1. **`shared/` location.** Original plan placed `shared/` at the repo root as a sibling of `inventory/` and `acot-phone/`. Implemented at `inventory-server/shared/` (= `/var/www/inventory/shared/` on the server) instead. Reason: the actual project root *is* `/var/www/inventory/`; placing shared/ outside it would have meant building a deployment story for it that doesn't exist. Import paths change accordingly:
- From `inventory-server/{auth,src,chat}/server.js``../shared/...`
- From `inventory-server/dashboard/{vendor}-server/server.js``../../shared/...`
2. **`/verify` response headers.** Plan specified `X-User-Id` + `X-User-Is-Admin`. Implemented as `X-User-Id` + `X-User-Username` (both available from the JWT payload). `X-User-Is-Admin` was dropped because `is_admin` isn't in the JWT today and returning it would require a DB lookup — violating the "no DB hit" principle. To restore `X-User-Is-Admin`, enrich the JWT payload at login time (one-line change in `auth/routes.js`) during Phase 6, then echo from `/verify`. Upstreams don't trust these headers anyway (they re-verify), so the omission is informational, not security-relevant.

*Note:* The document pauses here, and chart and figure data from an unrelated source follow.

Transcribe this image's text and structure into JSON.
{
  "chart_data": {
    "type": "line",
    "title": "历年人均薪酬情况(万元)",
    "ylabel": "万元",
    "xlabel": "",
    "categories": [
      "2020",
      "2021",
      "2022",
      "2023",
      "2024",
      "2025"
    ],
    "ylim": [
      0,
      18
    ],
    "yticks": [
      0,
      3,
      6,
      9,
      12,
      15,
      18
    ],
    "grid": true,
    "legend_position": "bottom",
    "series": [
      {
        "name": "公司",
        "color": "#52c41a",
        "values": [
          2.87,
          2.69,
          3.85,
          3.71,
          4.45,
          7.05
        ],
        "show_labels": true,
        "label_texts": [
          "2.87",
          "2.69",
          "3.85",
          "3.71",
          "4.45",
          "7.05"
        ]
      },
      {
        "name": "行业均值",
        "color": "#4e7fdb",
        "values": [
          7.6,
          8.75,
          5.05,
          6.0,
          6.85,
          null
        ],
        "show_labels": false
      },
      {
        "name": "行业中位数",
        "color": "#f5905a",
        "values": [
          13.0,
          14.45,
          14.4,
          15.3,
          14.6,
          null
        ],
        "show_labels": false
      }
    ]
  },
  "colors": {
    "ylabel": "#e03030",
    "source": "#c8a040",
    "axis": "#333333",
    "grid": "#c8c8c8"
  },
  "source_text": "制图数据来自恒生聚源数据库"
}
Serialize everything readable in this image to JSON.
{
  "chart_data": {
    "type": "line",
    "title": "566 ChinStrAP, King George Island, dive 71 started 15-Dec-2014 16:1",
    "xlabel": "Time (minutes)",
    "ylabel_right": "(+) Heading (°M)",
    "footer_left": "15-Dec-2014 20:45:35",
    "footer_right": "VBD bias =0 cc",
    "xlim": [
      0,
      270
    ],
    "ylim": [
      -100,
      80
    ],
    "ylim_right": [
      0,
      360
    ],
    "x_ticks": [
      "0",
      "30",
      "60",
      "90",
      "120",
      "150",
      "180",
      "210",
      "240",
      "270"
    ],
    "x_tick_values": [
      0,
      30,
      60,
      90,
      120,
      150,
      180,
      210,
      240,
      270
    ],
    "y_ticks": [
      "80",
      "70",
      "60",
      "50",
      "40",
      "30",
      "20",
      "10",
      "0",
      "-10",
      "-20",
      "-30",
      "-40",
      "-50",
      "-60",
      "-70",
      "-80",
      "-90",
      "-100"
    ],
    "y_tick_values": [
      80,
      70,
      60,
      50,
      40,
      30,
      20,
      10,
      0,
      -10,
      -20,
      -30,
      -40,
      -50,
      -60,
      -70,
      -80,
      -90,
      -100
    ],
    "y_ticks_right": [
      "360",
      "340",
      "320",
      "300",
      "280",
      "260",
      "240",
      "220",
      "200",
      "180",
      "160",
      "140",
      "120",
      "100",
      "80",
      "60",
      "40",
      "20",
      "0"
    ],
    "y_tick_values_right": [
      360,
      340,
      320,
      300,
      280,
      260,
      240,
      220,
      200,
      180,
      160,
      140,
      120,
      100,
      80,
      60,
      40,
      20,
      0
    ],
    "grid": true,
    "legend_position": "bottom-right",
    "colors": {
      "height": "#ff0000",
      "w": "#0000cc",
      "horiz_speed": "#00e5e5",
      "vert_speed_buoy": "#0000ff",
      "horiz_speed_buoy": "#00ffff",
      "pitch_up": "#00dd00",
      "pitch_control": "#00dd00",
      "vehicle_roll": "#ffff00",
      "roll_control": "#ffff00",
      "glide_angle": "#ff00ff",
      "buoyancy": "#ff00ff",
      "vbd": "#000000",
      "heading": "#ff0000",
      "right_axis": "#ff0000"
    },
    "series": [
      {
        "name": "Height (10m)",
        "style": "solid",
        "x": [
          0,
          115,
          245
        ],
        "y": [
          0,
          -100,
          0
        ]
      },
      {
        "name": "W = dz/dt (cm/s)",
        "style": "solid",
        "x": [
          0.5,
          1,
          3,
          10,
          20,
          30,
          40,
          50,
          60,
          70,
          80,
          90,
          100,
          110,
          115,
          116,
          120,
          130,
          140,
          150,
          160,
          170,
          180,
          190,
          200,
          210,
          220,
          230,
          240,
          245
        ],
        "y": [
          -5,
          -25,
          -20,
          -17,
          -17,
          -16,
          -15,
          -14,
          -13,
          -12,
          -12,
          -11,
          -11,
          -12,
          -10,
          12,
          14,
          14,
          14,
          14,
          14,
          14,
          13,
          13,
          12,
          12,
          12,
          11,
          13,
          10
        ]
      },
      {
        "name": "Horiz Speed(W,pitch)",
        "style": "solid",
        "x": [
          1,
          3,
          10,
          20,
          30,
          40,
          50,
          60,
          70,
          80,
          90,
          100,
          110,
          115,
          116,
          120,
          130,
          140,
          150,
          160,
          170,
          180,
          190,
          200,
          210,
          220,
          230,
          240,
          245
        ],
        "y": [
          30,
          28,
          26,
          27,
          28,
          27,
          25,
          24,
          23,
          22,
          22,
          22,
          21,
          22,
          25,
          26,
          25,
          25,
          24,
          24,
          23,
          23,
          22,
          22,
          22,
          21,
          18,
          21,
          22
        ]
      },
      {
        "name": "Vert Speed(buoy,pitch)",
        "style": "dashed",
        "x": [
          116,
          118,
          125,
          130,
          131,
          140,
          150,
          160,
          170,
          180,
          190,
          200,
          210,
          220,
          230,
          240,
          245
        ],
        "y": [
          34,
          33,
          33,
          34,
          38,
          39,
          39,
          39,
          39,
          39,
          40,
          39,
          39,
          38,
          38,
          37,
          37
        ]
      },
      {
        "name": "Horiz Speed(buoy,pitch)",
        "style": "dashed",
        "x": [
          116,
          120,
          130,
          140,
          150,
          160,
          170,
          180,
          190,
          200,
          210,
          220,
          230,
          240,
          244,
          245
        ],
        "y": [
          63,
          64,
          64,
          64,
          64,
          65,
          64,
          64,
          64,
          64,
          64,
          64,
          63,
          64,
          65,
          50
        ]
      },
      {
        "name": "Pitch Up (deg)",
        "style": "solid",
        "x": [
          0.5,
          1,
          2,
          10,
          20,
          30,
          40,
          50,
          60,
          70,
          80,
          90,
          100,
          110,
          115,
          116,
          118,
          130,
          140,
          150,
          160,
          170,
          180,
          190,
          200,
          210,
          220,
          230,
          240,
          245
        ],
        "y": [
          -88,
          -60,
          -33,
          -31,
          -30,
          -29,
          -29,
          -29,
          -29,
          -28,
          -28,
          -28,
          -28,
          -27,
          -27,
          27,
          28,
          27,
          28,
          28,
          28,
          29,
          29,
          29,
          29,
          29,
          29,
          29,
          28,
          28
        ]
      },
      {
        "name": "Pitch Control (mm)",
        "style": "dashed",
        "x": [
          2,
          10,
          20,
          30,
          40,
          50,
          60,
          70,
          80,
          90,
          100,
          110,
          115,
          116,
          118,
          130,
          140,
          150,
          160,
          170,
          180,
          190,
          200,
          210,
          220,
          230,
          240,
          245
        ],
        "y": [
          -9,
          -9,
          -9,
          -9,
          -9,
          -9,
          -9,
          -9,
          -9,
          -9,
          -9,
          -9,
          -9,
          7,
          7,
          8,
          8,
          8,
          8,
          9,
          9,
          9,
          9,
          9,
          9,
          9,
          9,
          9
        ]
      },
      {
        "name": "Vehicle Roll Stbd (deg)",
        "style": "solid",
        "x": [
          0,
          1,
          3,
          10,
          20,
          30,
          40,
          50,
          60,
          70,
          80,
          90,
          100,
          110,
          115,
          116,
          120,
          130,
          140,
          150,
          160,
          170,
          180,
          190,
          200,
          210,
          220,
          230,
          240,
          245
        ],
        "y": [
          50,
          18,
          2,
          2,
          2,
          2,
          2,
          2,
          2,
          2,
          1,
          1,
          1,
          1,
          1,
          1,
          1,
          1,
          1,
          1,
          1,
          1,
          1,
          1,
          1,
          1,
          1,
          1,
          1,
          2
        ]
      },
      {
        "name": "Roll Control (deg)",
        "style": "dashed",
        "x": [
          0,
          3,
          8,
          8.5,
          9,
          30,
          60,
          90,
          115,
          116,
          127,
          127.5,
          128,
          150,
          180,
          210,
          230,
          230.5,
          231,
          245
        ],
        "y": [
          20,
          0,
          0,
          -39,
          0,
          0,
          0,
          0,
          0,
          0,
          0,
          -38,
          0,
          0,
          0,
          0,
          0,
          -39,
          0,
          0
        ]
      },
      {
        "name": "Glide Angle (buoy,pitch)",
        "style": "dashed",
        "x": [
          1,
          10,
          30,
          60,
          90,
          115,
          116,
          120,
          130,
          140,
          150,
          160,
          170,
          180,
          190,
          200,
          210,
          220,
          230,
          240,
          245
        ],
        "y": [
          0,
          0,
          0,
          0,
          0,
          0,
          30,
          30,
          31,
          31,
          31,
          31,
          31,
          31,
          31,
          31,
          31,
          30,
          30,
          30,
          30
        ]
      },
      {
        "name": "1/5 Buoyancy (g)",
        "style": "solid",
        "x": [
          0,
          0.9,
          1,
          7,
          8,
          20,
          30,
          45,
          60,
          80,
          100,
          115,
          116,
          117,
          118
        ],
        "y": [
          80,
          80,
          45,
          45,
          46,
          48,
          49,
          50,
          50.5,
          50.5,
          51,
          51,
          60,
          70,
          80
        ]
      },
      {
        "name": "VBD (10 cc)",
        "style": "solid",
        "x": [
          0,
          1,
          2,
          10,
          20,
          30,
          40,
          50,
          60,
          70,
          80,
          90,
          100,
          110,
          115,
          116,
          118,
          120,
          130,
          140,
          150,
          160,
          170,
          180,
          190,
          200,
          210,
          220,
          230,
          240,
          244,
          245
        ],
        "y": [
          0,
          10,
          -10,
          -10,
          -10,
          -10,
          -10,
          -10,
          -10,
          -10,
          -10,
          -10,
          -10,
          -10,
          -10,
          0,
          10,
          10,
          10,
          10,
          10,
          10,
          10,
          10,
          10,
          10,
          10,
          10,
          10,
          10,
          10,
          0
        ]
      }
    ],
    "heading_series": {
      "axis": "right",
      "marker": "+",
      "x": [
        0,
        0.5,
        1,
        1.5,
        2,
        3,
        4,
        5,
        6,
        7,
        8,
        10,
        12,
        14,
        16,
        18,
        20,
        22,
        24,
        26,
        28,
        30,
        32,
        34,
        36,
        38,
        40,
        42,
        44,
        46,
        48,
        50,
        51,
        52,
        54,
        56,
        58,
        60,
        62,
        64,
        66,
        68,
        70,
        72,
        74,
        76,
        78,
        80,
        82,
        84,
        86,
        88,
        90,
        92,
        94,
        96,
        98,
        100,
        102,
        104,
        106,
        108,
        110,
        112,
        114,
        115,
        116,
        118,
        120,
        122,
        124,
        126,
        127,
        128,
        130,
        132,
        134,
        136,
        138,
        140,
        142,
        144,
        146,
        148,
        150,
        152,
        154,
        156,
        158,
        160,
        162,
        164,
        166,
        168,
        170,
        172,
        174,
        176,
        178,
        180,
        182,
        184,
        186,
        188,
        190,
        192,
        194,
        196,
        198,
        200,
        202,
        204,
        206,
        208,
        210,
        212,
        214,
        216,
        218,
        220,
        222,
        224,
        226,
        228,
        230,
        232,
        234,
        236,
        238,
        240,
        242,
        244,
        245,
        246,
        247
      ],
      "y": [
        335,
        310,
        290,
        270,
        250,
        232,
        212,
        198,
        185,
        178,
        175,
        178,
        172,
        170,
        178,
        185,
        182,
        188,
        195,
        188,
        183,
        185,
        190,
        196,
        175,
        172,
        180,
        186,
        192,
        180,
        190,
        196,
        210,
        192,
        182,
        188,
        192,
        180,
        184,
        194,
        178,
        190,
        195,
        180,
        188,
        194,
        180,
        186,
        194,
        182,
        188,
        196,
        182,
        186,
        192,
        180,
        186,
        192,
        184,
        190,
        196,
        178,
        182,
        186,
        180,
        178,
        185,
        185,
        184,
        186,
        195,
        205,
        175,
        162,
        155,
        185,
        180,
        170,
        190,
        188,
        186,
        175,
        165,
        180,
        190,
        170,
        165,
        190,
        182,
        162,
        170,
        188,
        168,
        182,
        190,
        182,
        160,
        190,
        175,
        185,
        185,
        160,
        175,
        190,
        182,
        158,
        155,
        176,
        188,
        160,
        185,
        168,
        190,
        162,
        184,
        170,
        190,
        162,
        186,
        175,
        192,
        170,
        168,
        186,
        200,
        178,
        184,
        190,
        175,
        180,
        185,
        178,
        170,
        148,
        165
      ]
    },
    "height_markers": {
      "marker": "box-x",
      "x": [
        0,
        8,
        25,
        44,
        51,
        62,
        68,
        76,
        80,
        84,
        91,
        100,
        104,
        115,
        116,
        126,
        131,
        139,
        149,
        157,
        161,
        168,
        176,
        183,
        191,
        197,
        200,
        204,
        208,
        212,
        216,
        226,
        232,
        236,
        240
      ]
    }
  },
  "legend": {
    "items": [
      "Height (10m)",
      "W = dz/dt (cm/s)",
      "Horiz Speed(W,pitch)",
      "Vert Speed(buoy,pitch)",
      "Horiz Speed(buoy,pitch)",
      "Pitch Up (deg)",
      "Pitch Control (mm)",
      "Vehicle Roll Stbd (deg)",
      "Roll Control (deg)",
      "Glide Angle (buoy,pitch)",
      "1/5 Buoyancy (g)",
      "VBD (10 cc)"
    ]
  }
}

3. **User cache key in `shared/auth/middleware.js`.** Plan sketch mentioned "60s TTL keyed by token jti". Implemented as keyed by `userId` instead — the JWT doesn't currently include a `jti` claim, and the cache's invalidation semantics are "this user was deactivated/changed permissions" (per-user), not "this token was revoked" (per-token). The plan's pseudocode already used `loadUserCached(pool, decoded.userId)` so this matches the spirit.
4. **Redis client safety.** `shared/db/redis.js` sets `enableOfflineQueue: false` and `lazyConnect: true`. Plan didn't specify but these defaults mean a Redis hiccup fails fast (route fall-through to upstream API as designed in Phase 4 risk notes) rather than queueing commands indefinitely.
5. **CORS allowed origins kept `https://acot.site`.** Plan example listed three origins; production has acot.site as a redirect to tools.acherryontop.com but also reaches the API directly in some flows. Kept it to avoid breakage. LAN wildcards (`192.168.*`, `10.*`) and `Access-Control-Allow-Origin "*"` are NOT included in the new `shared/cors/policy.js` per the plan's Phase 6.6 spirit, but the legacy `inventory-server/src/middleware/cors.js` still has them until services are migrated to consume `shared/cors/`.
6. **Defunct permission codes left in DB.** Removed the `dashboard:gorgias` and `dashboard:calls` Protected blocks from the frontend, but the corresponding permission rows in the `permissions` table are still there (assigned to some users). They're inert (no UI references them) but should be cleaned up alongside the Phase 6.2 permissions migration.
7. **PM2 process names retained `new-auth-server` (not `auth-server`).** Plan's Phase 8 final form names it `auth-server` (after the legacy 3003 one is removed). Decided to keep the existing `new-auth-server` name through Phase 2 to avoid a rename mid-stream. Phase 8 can rename if desired, but it's cosmetic — all wiring is by port (3011) not name.
8. **Caddyfile changes via admin API on `:2020`.** The Caddyfile is owned by root and matt has no passwordless sudo. Cutover used `curl -X POST .../load` on the Caddy admin port (which matt can hit), then a separate `sudo cp /home/matt/Caddyfile.new /etc/caddy/Caddyfile` step to persist the on-disk file. Future Caddyfile changes can follow the same pattern. Backup convention: `/etc/caddy/Caddyfile.bak.YYYY-MM-DD`.
9. **Path-naming.** Plan uses `inventory/` as the top-level (server-side path convention). Locally the equivalent is `inventory-server/`. Whenever the plan says `inventory/dashboard/foo/`, read that as `/var/www/inventory/dashboard/foo/` on the server or `inventory-server/dashboard/foo/` locally.